Tiresias, que era ciego, trató de ver a Narciso con las manos. Le palpó la frente y las mejillas, el arco de las cejas y el perfil de la nariz, la curva de los labios y el hueco del mentón. Luego, respiró hondo como si quisiera capturar todo el aire que rodeaba a aquel niño tan bello, y contestó con mucha seriedad:

—Tu hijo puede llegar a viejo, pero tan sólo si respeta una condición.
—Dime de qué se trata y haré que se cumpla —replicó Liríope.
—Si quieres que tu hijo tenga una vida larga —concluyó Tiresias—, no permitas jamás que se vea a sí mismo.
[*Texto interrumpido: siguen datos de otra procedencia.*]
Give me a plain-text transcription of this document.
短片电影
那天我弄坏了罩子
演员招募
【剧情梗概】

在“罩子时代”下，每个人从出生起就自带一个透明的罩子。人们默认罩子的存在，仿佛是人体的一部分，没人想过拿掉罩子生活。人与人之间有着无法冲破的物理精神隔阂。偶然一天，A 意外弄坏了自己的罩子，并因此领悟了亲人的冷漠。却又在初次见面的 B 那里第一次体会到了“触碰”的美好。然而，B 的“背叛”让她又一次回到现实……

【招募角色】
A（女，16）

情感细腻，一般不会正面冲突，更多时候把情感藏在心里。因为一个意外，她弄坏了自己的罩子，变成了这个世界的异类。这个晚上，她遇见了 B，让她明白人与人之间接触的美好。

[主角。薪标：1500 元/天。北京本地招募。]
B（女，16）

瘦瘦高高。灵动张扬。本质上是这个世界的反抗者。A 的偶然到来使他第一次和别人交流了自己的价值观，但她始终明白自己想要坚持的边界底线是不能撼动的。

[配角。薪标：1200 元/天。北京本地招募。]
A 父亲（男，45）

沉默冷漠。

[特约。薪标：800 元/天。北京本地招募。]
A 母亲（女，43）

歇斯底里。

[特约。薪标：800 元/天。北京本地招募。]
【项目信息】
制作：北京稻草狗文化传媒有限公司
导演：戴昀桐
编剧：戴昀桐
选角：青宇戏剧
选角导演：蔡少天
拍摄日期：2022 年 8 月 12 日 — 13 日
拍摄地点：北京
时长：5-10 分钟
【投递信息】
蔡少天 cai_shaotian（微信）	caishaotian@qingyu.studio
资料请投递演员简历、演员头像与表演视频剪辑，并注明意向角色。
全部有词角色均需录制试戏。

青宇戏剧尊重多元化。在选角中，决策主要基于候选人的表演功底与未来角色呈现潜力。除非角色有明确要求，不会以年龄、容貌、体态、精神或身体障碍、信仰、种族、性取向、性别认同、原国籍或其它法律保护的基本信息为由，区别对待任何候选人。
Durante años, Liríope mantuvo a su hijo apartado de ríos y arroyos, para que no pudiera verse reflejado en el agua. Cuando el muchacho empezó a recorrer el bosque a solas, lo convenció para que no se acercara a los estanques ni a las charcas, así que Narciso llegó a los dieciséis años sin haber visto jamás su propio rostro. Pero aquella sana ignorancia acababa de tocar a su fin.
Cuando Liríope llegó a la charca, Narciso seguía frente al agua, ensimismado en la contemplación de su propia belleza. Liríope lo agarró por el brazo y le suplicó que se levantase, pero Narciso ni se movió ni despegó los labios. Todo lo que ocurría a su alrededor había dejado de interesarle. Lo único que le importaba en la vida era aquel rostro perfecto que se reflejaba en el espejo del agua mansa.
Desde aquel día, Narciso no hizo otra cosa más que adorar su propia imagen. Dejó de comer, dejó de dormir, y ni siquiera se atrevió a beber agua, por miedo a deshacer la hermosura que lo tenía cautivado. Así, insensible a todo salvo a su propia belleza, se fue acercando a la muerte. Un día, ya en el límite de sus fuerzas, susurró con voz resignada:
—Mi amor es inútil…
Entonces la ninfa Eco, que, aunque invisible, permanecía a todas horas junto a Narciso, repitió con voz muy triste:
—Mi amor es inútil…
Cuando Narciso murió, las ninfas que habían pedido venganza a Némesis fueron a buscarlo para incinerar su cuerpo, pero no lograron encontrar el cadáver.


 Y es que, al morir, Narciso se había transformado en una flor de intenso perfume que brota desde entonces junto a la charca todas las primaveras. Se llama narciso, y tiene el aire contemplativo y orgulloso de los hombres que sólo se quieren a sí mismos.